Растерянно переглянувшись, девушки промолчали.
…На первых двух десятках пройденных шагов, их появление осталось незамеченным для подавляющего большинства находящихся на плато — уже стоящих на ногах или сидящих на земле людей.
Кроме одного: приближающегося к пожилому возрасту мужчины среднего роста с невзрачным, неброским и незапоминающимся морщинистым лицом, увенчанным хищным ястребиным носом, с сухим, но крепким телом, густо покрытым татуировками и острым колючим взглядом внимательных бесцветно-холодных глаз.
Ева не была уверена, но ей все же показалось, что Виктор и этот, несомненно, весьма опасный горбоносый человек с пугающими её неприятными глазами, обменялись не только взглядами, но и короткими, почти не заметными со стороны кивками.
Над площадкой стоял негромкий гул множества голосов. Словно растревоженный пчелиный улей гудел. Беспокойно, смятенно и озабоченно.
Люди не расходились в стороны — видимо их пугала непроницаемая для взглядов стена леса. Они сбились во множество тесных кучек и активно что-то обсуждали. Хотя конечно и так понятно что — недавнее пробуждение в иной реальности и свое нынешнее положение.
Сразу же бросалась в глаза, пожалуй, основная сейчас деталь: три наиболее ярко выраженных сообщества — образовали свои, обособленные от посторонних группы. Бывшие заключенные разместились отдельно от императорских гвардейцев и тирийцев. Две последние общности также не стремились сливаться друг с другом и остальными людьми.
…- Йюу-утурлрлилололи! — на манер тирольских песен, внезапно придурковато заверещал один из недавних арестантов. Его тощие ноги с широкими, как будто расплющенными коленными суставами, словно сами по себе разболтанно выплясывали что-то непонятное. Между них вихлясто болтался половой член не отягощенного ненужными комплексами «танцора». Ева с гадливостью отвела глаза от этого не слишком приятного зрелища.

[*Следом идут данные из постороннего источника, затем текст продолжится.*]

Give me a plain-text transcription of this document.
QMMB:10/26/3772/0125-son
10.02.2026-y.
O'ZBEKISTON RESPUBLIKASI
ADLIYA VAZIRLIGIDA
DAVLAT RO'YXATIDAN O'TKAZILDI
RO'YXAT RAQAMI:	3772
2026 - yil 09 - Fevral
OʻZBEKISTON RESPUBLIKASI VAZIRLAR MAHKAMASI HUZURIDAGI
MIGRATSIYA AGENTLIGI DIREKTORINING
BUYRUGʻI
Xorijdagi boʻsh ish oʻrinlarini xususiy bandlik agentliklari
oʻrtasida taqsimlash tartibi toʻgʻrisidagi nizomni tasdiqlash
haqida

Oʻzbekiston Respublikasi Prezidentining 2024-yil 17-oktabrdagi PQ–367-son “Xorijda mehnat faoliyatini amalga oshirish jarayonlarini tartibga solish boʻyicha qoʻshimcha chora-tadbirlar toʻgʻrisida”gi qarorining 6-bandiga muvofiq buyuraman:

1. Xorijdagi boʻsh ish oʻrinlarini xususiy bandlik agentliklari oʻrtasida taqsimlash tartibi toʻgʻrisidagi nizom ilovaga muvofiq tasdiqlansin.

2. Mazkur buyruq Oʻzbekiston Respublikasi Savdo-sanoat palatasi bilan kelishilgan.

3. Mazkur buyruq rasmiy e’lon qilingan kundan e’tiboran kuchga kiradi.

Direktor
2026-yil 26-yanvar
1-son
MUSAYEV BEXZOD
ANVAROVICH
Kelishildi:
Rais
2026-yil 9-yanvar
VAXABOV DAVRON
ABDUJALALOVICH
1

— Не дурошлепь, Кермит, остынь до поры! — почти не разжимая бледных и тонких, похожих на земляных червяков губ, посоветовал ему «опасный», чуть заметно покривив своим обильно оплетенным глубокими морщинами лицом. И хотя горбоносый говорил весьма негромко, видимо исключительно для своего внутреннего круга, но его хрипловатый низкий и холодный голос с «ржавчиной», был услышан практически всеми на площадке.
— Так свобода же, Гриф! Вот я и… — дурашливо удивился узколицый и при этом широкоротый просто до безобразия «танцор».